Usually a tease like that leads to exactly the opposite content, as in Wellness Corporation Solutions Gives Us A Dose of Much-Needed Criticism, which of course turned into the poster child for our observation that “in wellness you don’t have to challenge the data to invalidate it.  You merely have to read the data.  It will invalidate itself.”

This is not that situation.

Michael Prager points out on his blog that I overstated the wellness-programs-as-fat-shaming case.  Note he doesn’t say I’m wrong, but he does say I overplayed my hand, which I did.  Many wellness programs fit my thesis…but some don’t.  If a company’s program is all about offers rather than threats, about creating an environment conducive to health improvement instead lecturing people on their weight, about doing wellness for employees instead of to them, and about leaving people alone who don’t want to or can’t lose the weight, then I’m all for it.  I should have been clearer about that.

If anyone would like to nominate an employer who has such a program, I would be happy to write it up.

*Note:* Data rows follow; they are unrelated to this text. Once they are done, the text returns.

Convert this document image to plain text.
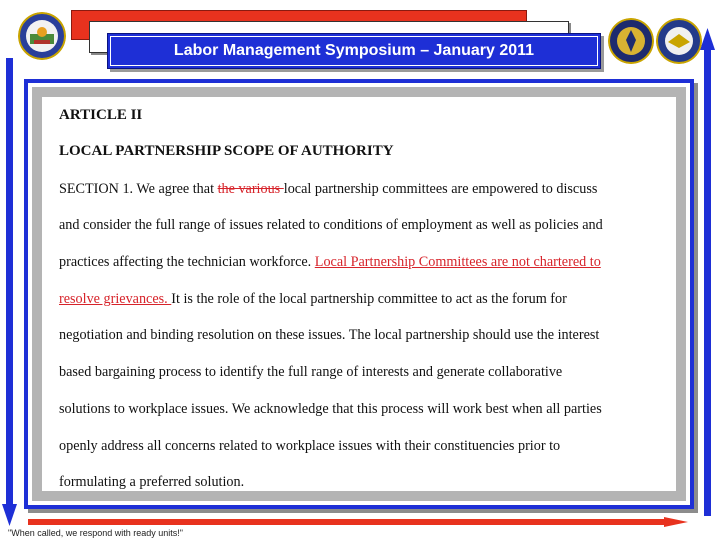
Labor Management Symposium – January 2011
ARTICLE II
LOCAL PARTNERSHIP SCOPE OF AUTHORITY
SECTION 1. We agree that the various local partnership committees are empowered to discuss
and consider the full range of issues related to conditions of employment as well as policies and
practices affecting the technician workforce. Local Partnership Committees are not chartered to
resolve grievances. It is the role of the local partnership committee to act as the forum for
negotiation and binding resolution on these issues. The local partnership should use the interest
based bargaining process to identify the full range of interests and generate collaborative
solutions to workplace issues. We acknowledge that this process will work best when all parties
openly address all concerns related to workplace issues with their constituencies prior to
formulating a preferred solution.
"When called, we respond with ready units!"
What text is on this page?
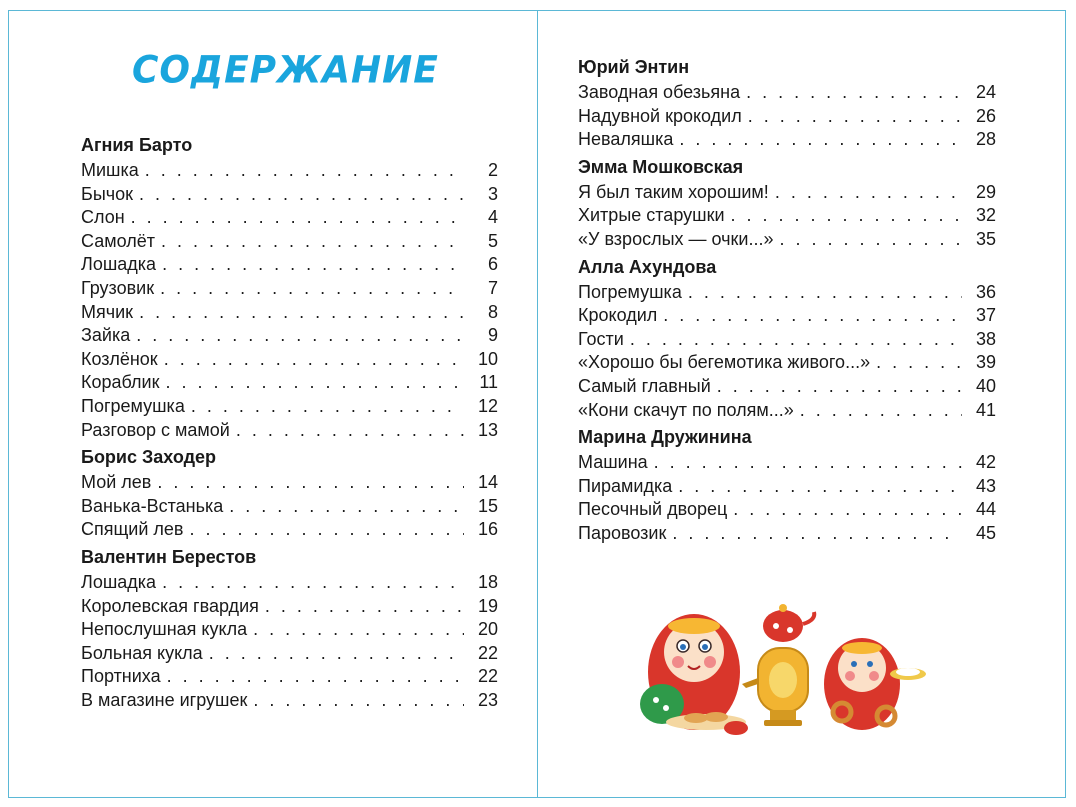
СОДЕРЖАНИЕ
Агния Барто
Мишка . . .	2
Бычок . . .	3
Слон . . .	4
Самолёт . . .	5
Лошадка . . .	6
Грузовик . . .	7
Мячик . . .	8
Зайка . . .	9
Козлёнок . . .	10
Кораблик . . .	11
Погремушка . . .	12
Разговор с мамой . . .	13
Борис Заходер
Мой лев . . .	14
Ванька-Встанька . . .	15
Спящий лев . . .	16
Валентин Берестов
Лошадка . . .	18
Королевская гвардия . . .	19
Непослушная кукла . . .	20
Больная кукла . . .	22
Портниха . . .	22
В магазине игрушек . . .	23
Юрий Энтин
Заводная обезьяна . . .	24
Надувной крокодил . . .	26
Неваляшка . . .	28
Эмма Мошковская
Я был таким хорошим! . . .	29
Хитрые старушки . . .	32
«У взрослых — очки...» . . .	35
Алла Ахундова
Погремушка . . .	36
Крокодил . . .	37
Гости . . .	38
«Хорошо бы бегемотика живого...» . . .	39
Самый главный . . .	40
«Кони скачут по полям...» . . .	41
Марина Дружинина
Машина . . .	42
Пирамидка . . .	43
Песочный дворец . . .	44
Паровозик . . .	45
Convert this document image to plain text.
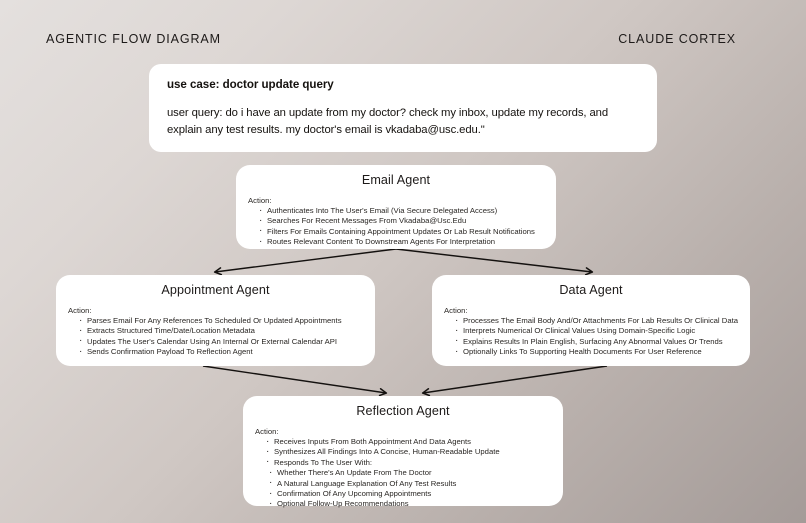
AGENTIC FLOW DIAGRAM	CLAUDE CORTEX
use case: doctor update query
user query: do i have an update from my doctor? check my inbox, update my records, and explain any test results. my doctor's email is vkadaba@usc.edu."
Email Agent
Action:
· Authenticates Into The User's Email (Via Secure Delegated Access)
· Searches For Recent Messages From Vkadaba@Usc.Edu
· Filters For Emails Containing Appointment Updates Or Lab Result Notifications
· Routes Relevant Content To Downstream Agents For Interpretation
Appointment Agent
Action:
· Parses Email For Any References To Scheduled Or Updated Appointments
· Extracts Structured Time/Date/Location Metadata
· Updates The User's Calendar Using An Internal Or External Calendar API
· Sends Confirmation Payload To Reflection Agent
Data Agent
Action:
· Processes The Email Body And/Or Attachments For Lab Results Or Clinical Data
· Interprets Numerical Or Clinical Values Using Domain-Specific Logic
· Explains Results In Plain English, Surfacing Any Abnormal Values Or Trends
· Optionally Links To Supporting Health Documents For User Reference
Reflection Agent
Action:
· Receives Inputs From Both Appointment And Data Agents
· Synthesizes All Findings Into A Concise, Human-Readable Update
· Responds To The User With:
· Whether There's An Update From The Doctor
· A Natural Language Explanation Of Any Test Results
· Confirmation Of Any Upcoming Appointments
· Optional Follow-Up Recommendations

And as you can see, we are also open to criticism of our positions, as long as the person writing the critique has a good point.  Naturally, this industry is overflowing with vendors and consultants who probably have never had a good point in their lives…and naturally Wellsteps is leading the way.  When we observed that Wellsteps’ most recent outcomes report showed costs going up and down at the same time, here is their (Troy Adams) rebuttal: We are full of “hot air.”

 

wellsteps-troy-adams

Dee Edington’s book is inscrutable.

I apologize. He asked me to do a review but I couldn’t make any sense out of it. It simply isn’t a good book.  I got about 100 pages in and just gave up.

Wish I could say something positive about it.